Gaps in Sierra Leone's 2014 budget were addressed on Wednesday, with the World Bank announcing that it had approved a $30 million grant for the country, through an emergency economic and fiscal support operation. According to a statement from the group, the operation will, in part, help the government reduce budgetary finance costs.
"This funding responds to an urgent request from the government for help to finance the 2014 budget, which has had to contend with both falling revenues as a result of Ebola and higher spending needs to respond to the epidemic," Cyrus Talati, the task team leader for the operation, said in the statement.
While Sichei said Sierra Leone really needs the IMF money to make up for its misallocated budget, he added that there needs to be some sort of moratorium on payments. According to him, however, concessions would be enough to ease economic pressure on the countries, even Sierra Leone where next year's budget has greatly underestimated the duration of the Ebola outbreak.
"Repayment would take away funds from other priority public spending," Sichei said. "However, if the loan is on concessional terms it would enable the country to weather the crisis.
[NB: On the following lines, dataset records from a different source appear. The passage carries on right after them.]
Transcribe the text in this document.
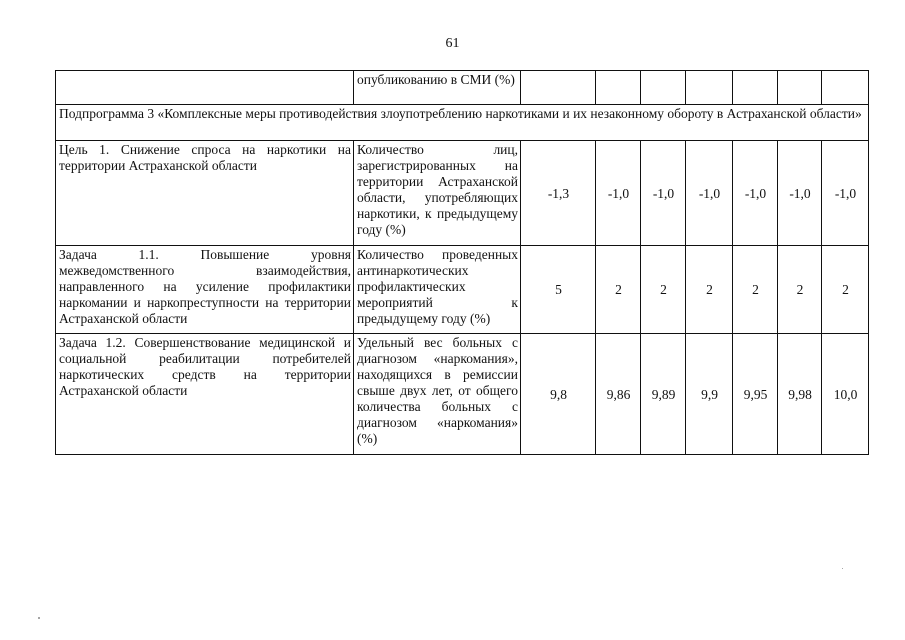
61
	опубликованию в СМИ (%)							
Подпрограмма 3 «Комплексные меры противодействия злоупотреблению наркотиками и их незаконному обороту в Астраханской области»								
Цель 1. Снижение спроса на наркотики на территории Астраханской области	Количество лиц, зарегистрированных на территории Астраханской области, употребляющих наркотики, к предыдущему году (%)	-1,3	-1,0	-1,0	-1,0	-1,0	-1,0	-1,0
Задача 1.1. Повышение уровня межведомственного взаимодействия, направленного на усиление профилактики наркомании и наркопреступности на территории Астраханской области	Количество проведенных антинаркотических профилактических мероприятий к предыдущему году (%)	5	2	2	2	2	2	2
Задача 1.2. Совершенствование медицинской и социальной реабилитации потребителей наркотических средств на территории Астраханской области	Удельный вес больных с диагнозом «наркомания», находящихся в ремиссии свыше двух лет, от общего количества больных с диагнозом «наркомания» (%)	9,8	9,86	9,89	9,9	9,95	9,98	10,0
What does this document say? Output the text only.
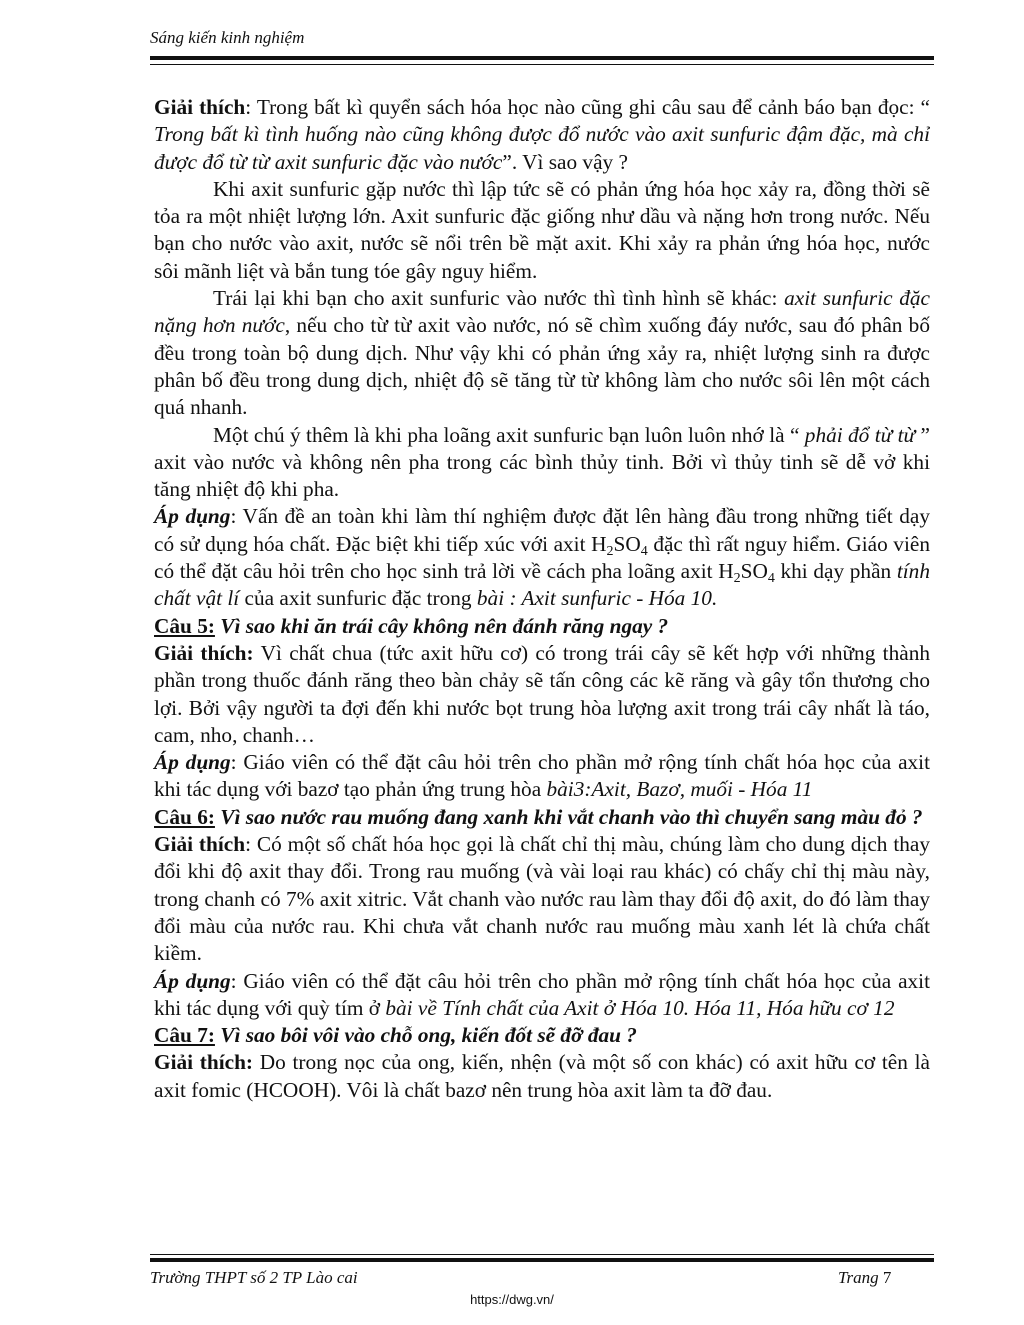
Sáng kiến kinh nghiệm

Giải thích: Trong bất kì quyển sách hóa học nào cũng ghi câu sau để cảnh báo bạn đọc: “ Trong bất kì tình huống nào cũng không được đổ nước vào axit sunfuric đậm đặc, mà chỉ được đổ từ từ axit sunfuric đặc vào nước”. Vì sao vậy ?

Khi axit sunfuric gặp nước thì lập tức sẽ có phản ứng hóa học xảy ra, đồng thời sẽ tỏa ra một nhiệt lượng lớn. Axit sunfuric đặc giống như dầu và nặng hơn trong nước. Nếu bạn cho nước vào axit, nước sẽ nổi trên bề mặt axit. Khi xảy ra phản ứng hóa học, nước sôi mãnh liệt và bắn tung tóe gây nguy hiểm.

Trái lại khi bạn cho axit sunfuric vào nước thì tình hình sẽ khác: axit sunfuric đặc nặng hơn nước, nếu cho từ từ axit vào nước, nó sẽ chìm xuống đáy nước, sau đó phân bố đều trong toàn bộ dung dịch. Như vậy khi có phản ứng xảy ra, nhiệt lượng sinh ra được phân bố đều trong dung dịch, nhiệt độ sẽ tăng từ từ không làm cho nước sôi lên một cách quá nhanh.

Một chú ý thêm là khi pha loãng axit sunfuric bạn luôn luôn nhớ là “ phải đổ từ từ ” axit vào nước và không nên pha trong các bình thủy tinh. Bởi vì thủy tinh sẽ dễ vở khi tăng nhiệt độ khi pha.

Áp dụng: Vấn đề an toàn khi làm thí nghiệm được đặt lên hàng đầu trong những tiết dạy có sử dụng hóa chất. Đặc biệt khi tiếp xúc với axit $H_2SO_4$ đặc thì rất nguy hiểm. Giáo viên có thể đặt câu hỏi trên cho học sinh trả lời về cách pha loãng axit $H_2SO_4$ khi dạy phần tính chất vật lí của axit sunfuric đặc trong bài : Axit sunfuric - Hóa 10.

Câu 5: Vì sao khi ăn trái cây không nên đánh răng ngay ?

Giải thích: Vì chất chua (tức axit hữu cơ) có trong trái cây sẽ kết hợp với những thành phần trong thuốc đánh răng theo bàn chảy sẽ tấn công các kẽ răng và gây tổn thương cho lợi. Bởi vậy người ta đợi đến khi nước bọt trung hòa lượng axit trong trái cây nhất là táo, cam, nho, chanh…

Áp dụng: Giáo viên có thể đặt câu hỏi trên cho phần mở rộng tính chất hóa học của axit khi tác dụng với bazơ tạo phản ứng trung hòa bài3:Axit, Bazơ, muối - Hóa 11

Câu 6: Vì sao nước rau muống đang xanh khi vắt chanh vào thì chuyển sang màu đỏ ?

Giải thích: Có một số chất hóa học gọi là chất chỉ thị màu, chúng làm cho dung dịch thay đổi khi độ axit thay đổi. Trong rau muống (và vài loại rau khác) có chấy chỉ thị màu này, trong chanh có 7% axit xitric. Vắt chanh vào nước rau làm thay đổi độ axit, do đó làm thay đổi màu của nước rau. Khi chưa vắt chanh nước rau muống màu xanh lét là chứa chất kiềm.

Áp dụng: Giáo viên có thể đặt câu hỏi trên cho phần mở rộng tính chất hóa học của axit khi tác dụng với quỳ tím ở bài về Tính chất của Axit ở Hóa 10. Hóa 11, Hóa hữu cơ 12

Câu 7: Vì sao bôi vôi vào chỗ ong, kiến đốt sẽ đỡ đau ?

Giải thích: Do trong nọc của ong, kiến, nhện (và một số con khác) có axit hữu cơ tên là axit fomic (HCOOH). Vôi là chất bazơ nên trung hòa axit làm ta đỡ đau.

Trường THPT số 2 TP Lào cai	Trang 7
https://dwg.vn/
I am very sure that the economy would recover after the Ebola crisis and the country would be able to repay the debt."
Though by global standards the countries' debt loads are small, every forgone dollar counts, said James Boyce, professor of economics at University of Massachusetts Amherst and co-author of a study of loans to African governments titled "Africa's Odious Debt."
Along with colleague Leonce Ndikumana, Boyce calculated that across the continent, for every dollar spent on debt payments, about 30 cents in public health spending is forgone — a figure that is doubtlessly higher in Ebola hit countries.
According to Boyce, prior loans in West Africa — much of it accrued during dictatorships and some of it wiped out in the 2000s during debt relief campaigns — were misappropriated in the first place. "What's really important is to see how the money is used — many loans have come into the subcontinent and have not been invested productively or have lined the pockets of politically connected individuals."
"Ebola is coming on top of weakened infrastructure from civil wars that were fueled by international relationships and resource extraction," Boyce told VICE News. "I think the international community has real responsibility in doing something about Ebola and the impoverishment more generally in these countries."